Ariana Balakrishnan described the noise as sounding like a “broken sprinkler.”
Then the broken sprinkler attacked.
“Pretty immediately, we knew something was wrong,” Balakrishnan said.
Zeppelin, Balakrishnan’s 7-year-old Pomeranian, had been bit by a rattlesnake just steps away from home. Balakrishnan and her husband rushed over to a nearby emergency veterinary hospital, and their beloved dog survived.
The couple, however, was left with a $2,500 veterinary bill.
“He’s our kid, for sure,” Balakrishnan said, laughing about her and her husband’s devotion to Zeppelin.

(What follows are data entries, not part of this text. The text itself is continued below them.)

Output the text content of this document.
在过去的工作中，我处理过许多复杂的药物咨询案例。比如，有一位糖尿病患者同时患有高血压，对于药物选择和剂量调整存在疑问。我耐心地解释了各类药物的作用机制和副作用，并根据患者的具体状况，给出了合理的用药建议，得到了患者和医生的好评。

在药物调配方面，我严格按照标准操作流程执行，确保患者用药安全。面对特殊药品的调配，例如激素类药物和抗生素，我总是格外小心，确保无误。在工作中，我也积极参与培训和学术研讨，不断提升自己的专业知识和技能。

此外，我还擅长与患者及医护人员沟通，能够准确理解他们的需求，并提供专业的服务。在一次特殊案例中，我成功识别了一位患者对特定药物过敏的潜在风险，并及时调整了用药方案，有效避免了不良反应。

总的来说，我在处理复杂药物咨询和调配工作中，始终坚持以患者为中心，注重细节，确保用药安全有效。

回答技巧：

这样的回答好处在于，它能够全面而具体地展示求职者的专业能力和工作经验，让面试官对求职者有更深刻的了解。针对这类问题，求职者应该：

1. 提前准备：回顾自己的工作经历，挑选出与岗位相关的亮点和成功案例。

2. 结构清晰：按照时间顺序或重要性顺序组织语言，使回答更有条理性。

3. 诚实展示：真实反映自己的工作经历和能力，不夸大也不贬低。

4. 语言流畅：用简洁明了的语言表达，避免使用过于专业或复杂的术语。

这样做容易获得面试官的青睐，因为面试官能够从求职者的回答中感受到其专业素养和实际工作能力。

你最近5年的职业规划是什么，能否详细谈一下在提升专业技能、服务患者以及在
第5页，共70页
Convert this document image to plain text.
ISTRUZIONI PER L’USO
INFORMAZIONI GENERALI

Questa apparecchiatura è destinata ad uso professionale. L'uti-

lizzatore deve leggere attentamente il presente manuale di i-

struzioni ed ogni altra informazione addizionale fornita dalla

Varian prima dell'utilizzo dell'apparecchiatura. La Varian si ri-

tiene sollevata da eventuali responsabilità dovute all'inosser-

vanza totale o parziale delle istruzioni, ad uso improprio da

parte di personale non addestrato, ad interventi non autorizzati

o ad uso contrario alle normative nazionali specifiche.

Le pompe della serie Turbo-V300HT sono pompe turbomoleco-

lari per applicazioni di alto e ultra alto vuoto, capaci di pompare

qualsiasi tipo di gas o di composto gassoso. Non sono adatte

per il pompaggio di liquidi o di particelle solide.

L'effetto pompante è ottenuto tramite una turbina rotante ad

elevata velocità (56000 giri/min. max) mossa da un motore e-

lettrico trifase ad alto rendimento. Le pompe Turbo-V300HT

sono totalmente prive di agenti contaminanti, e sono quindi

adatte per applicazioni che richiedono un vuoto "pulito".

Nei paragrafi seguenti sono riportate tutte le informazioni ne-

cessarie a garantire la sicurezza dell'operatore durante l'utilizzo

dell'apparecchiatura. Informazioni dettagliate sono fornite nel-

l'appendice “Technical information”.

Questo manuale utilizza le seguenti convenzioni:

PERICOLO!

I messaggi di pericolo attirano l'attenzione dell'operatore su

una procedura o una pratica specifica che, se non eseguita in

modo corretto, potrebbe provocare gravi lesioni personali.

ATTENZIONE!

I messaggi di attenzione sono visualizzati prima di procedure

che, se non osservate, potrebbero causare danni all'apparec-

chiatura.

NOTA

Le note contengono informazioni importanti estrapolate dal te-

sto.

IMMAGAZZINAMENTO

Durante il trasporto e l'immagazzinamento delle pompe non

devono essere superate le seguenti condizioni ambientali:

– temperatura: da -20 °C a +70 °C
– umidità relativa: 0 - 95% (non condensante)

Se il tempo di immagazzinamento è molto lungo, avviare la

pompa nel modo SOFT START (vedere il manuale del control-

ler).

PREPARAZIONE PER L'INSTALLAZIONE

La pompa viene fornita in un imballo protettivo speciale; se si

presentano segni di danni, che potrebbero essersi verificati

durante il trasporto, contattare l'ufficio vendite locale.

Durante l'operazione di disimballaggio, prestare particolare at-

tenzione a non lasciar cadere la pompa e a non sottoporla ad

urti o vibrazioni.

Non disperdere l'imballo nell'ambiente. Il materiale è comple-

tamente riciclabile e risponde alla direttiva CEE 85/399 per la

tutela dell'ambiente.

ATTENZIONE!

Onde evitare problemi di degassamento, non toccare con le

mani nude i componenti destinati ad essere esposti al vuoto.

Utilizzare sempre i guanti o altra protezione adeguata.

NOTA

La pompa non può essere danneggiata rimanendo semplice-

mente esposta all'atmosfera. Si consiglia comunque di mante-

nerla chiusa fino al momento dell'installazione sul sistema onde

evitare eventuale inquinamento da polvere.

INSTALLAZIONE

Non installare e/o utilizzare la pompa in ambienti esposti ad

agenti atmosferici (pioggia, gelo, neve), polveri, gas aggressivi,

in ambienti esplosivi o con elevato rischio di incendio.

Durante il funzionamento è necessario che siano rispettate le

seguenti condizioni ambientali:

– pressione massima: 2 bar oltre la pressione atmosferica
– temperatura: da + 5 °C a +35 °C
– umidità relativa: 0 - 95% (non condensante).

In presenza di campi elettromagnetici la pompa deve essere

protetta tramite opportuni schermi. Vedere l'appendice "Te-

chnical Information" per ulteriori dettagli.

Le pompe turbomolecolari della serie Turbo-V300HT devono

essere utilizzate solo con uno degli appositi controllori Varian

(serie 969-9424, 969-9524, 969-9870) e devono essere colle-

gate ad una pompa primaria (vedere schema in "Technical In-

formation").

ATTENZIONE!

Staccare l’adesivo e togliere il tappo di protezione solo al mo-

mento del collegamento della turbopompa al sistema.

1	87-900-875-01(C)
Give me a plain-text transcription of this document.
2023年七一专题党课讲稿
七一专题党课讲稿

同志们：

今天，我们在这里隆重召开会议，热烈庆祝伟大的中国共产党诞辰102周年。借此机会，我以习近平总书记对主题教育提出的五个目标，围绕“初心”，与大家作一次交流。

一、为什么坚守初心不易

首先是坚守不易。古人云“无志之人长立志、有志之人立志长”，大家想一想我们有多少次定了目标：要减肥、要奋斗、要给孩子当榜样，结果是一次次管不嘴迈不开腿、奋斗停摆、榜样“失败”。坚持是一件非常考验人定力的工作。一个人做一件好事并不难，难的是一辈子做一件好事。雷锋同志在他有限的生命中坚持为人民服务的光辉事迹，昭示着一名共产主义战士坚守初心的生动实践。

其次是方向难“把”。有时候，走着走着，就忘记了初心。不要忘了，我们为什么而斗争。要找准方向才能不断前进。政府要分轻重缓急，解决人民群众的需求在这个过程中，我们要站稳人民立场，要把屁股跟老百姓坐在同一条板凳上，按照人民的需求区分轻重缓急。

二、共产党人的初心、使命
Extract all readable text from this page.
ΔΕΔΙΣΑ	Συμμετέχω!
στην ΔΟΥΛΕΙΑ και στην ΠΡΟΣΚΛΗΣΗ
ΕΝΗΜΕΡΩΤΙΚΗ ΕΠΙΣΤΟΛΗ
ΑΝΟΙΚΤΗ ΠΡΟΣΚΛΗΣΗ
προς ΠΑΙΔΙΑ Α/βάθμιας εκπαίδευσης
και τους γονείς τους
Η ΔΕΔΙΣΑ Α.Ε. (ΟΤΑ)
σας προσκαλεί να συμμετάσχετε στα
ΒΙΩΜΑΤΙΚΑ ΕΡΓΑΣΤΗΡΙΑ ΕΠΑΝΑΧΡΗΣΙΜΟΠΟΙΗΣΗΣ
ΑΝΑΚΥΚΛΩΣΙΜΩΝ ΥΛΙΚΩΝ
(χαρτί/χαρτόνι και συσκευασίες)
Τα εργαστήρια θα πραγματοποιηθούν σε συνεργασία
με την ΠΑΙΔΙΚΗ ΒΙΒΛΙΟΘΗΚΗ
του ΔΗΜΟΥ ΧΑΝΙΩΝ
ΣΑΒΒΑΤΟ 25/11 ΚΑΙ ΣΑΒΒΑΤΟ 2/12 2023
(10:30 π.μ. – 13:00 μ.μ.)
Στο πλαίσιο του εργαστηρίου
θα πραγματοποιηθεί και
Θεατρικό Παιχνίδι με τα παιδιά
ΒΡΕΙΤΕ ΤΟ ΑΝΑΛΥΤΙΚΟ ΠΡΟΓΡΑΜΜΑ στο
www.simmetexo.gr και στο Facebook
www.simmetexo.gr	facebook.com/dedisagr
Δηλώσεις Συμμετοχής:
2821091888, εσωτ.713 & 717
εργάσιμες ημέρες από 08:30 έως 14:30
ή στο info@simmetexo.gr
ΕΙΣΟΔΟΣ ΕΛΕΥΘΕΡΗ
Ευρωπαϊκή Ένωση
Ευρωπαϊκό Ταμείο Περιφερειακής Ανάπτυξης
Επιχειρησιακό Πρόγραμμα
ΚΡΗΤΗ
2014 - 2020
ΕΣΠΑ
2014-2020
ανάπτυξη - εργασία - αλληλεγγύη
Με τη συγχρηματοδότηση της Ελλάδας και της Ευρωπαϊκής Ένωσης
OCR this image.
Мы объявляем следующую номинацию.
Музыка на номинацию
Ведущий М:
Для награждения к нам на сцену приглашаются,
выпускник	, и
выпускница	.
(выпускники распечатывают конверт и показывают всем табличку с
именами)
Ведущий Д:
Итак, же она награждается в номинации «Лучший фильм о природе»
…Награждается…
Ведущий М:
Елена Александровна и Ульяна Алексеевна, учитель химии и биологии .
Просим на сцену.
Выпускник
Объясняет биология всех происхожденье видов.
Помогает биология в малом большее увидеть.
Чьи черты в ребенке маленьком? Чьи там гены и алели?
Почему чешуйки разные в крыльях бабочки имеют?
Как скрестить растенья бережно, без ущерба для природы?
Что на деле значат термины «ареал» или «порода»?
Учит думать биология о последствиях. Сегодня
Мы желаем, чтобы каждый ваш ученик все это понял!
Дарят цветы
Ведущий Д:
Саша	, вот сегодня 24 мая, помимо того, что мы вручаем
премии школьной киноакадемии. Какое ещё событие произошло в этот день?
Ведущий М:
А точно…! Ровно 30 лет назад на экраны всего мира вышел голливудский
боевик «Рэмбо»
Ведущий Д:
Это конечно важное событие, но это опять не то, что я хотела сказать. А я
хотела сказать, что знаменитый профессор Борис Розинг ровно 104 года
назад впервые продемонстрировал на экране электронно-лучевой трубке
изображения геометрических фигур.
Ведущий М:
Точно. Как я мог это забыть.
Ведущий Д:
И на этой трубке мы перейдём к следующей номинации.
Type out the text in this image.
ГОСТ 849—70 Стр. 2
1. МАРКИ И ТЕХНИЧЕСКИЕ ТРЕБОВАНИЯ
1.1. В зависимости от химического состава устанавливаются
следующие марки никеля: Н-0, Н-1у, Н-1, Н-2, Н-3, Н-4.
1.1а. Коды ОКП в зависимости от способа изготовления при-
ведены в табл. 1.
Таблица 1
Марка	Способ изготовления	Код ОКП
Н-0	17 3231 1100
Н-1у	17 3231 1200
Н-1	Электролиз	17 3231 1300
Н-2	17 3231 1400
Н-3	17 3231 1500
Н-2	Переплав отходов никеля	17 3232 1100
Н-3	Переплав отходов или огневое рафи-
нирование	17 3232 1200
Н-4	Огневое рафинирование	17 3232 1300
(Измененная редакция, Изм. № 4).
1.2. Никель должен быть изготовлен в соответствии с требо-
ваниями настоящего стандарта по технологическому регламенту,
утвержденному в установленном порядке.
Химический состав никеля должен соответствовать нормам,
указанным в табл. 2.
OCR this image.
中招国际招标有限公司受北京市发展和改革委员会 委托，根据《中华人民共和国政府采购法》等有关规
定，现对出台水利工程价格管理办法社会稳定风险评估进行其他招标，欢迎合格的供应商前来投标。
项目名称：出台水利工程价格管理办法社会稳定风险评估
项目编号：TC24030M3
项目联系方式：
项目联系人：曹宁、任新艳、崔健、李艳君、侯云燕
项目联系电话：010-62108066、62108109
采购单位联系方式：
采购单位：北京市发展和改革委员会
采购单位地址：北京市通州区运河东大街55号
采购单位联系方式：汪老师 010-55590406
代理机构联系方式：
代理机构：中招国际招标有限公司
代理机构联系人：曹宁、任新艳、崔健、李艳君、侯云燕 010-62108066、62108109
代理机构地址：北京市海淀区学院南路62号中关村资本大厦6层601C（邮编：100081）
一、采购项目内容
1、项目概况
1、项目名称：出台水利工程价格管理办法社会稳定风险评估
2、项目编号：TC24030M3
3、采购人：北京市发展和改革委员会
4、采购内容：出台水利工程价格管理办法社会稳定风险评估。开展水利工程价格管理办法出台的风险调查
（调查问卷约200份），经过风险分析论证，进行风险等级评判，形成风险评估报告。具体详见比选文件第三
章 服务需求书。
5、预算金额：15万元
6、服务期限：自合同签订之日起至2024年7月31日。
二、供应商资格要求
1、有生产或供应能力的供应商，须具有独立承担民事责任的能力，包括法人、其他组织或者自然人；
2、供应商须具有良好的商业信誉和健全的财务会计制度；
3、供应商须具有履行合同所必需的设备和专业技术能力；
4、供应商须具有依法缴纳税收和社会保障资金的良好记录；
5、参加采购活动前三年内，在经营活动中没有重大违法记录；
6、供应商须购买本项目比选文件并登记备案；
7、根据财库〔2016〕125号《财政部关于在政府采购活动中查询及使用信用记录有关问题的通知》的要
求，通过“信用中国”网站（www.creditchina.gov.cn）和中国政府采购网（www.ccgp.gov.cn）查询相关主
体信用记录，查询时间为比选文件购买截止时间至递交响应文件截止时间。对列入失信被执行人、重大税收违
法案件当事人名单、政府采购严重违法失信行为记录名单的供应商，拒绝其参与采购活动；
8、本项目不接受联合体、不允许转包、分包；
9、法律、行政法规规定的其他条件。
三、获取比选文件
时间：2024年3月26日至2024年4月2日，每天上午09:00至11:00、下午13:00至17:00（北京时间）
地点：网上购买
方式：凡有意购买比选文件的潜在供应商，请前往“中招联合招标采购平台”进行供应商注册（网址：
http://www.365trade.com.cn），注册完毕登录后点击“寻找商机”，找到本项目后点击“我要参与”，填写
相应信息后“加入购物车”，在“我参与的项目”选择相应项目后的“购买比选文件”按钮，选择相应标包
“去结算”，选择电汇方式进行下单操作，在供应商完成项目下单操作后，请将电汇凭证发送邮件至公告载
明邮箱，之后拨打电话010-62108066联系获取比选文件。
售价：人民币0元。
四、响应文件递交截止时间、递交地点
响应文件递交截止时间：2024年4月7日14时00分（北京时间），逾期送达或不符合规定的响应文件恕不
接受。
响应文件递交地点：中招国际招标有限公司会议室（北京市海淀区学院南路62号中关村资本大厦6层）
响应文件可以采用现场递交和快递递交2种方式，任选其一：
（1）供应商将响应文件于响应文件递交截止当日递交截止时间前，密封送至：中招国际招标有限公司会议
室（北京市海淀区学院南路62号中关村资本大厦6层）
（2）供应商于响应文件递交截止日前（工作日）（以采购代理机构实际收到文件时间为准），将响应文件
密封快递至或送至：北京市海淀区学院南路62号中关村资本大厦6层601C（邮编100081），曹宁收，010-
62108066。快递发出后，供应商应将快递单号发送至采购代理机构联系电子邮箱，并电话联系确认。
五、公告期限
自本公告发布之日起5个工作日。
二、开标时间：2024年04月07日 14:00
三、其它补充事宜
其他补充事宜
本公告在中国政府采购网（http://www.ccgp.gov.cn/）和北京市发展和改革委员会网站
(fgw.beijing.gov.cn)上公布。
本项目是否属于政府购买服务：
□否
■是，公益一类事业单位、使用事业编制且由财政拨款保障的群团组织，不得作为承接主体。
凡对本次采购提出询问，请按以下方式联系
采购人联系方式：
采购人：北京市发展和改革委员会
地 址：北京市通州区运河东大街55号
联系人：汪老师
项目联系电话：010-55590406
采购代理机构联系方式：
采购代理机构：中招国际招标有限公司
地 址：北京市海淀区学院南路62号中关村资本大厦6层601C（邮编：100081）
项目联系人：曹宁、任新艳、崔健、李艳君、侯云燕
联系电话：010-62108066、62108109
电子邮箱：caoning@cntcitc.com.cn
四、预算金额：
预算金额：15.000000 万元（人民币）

They’re not alone, though, in their willingness to pay up to save their pet from a rattlesnake bit. Dr. Chris Wong, an emergency veterinarian with VCA Sacramento Veterinary Referral Center, says each year, between 40 and 100 animals are brought in to be treated for rattlesnake bites.
Not all of them survive.
“It’s obviously a huge problem. The smaller the animal is, typically, we think snakes are trying to kill and eat them. Behaviorally, that’s what rattlesnakes are after,” Wong said.
As a result, rattlesnakes often release more venom when attacking smaller animals than larger ones.
Wong said there is a rattlesnake vaccine available, which costs, on average, between $70 and $80. But the manufacturer of the drug recommends a booster shortly after the vaccine, and then again every six months, Wong said.
“If you’re out in some area where you can’t get to veterinary care quickly, it provides you with more time to get to a veterinary facility for more care,” he explained.
With that said, Wong said many dog owners’ best bet is rattlesnake aversion therapy. Trainers use an electric collar to gently shock the dog whenever it gets close to the rattlesnake. The idea is to have the dog associate the smell, sight and sound of a rattlesnake with the negative experience, so the dog learns to give the snake a wide berth.
Get Rattled, a Nevada-based company that teaches rattlesnake aversion courses in both that state and California, offers its services for first-time customers for $85.
“This is by far the best choice for this type of training,” Get Rattled’s owner John Potash said, discussing the electric collar. “This is life and death for the dog, so seconds of discomfort are worth the life of your dog.”
Wong said the collars are safe – and agrees that the training is important enough to have pets undergo the experience.
“It’s better than getting bitten by a rattlesnake,” Wong said.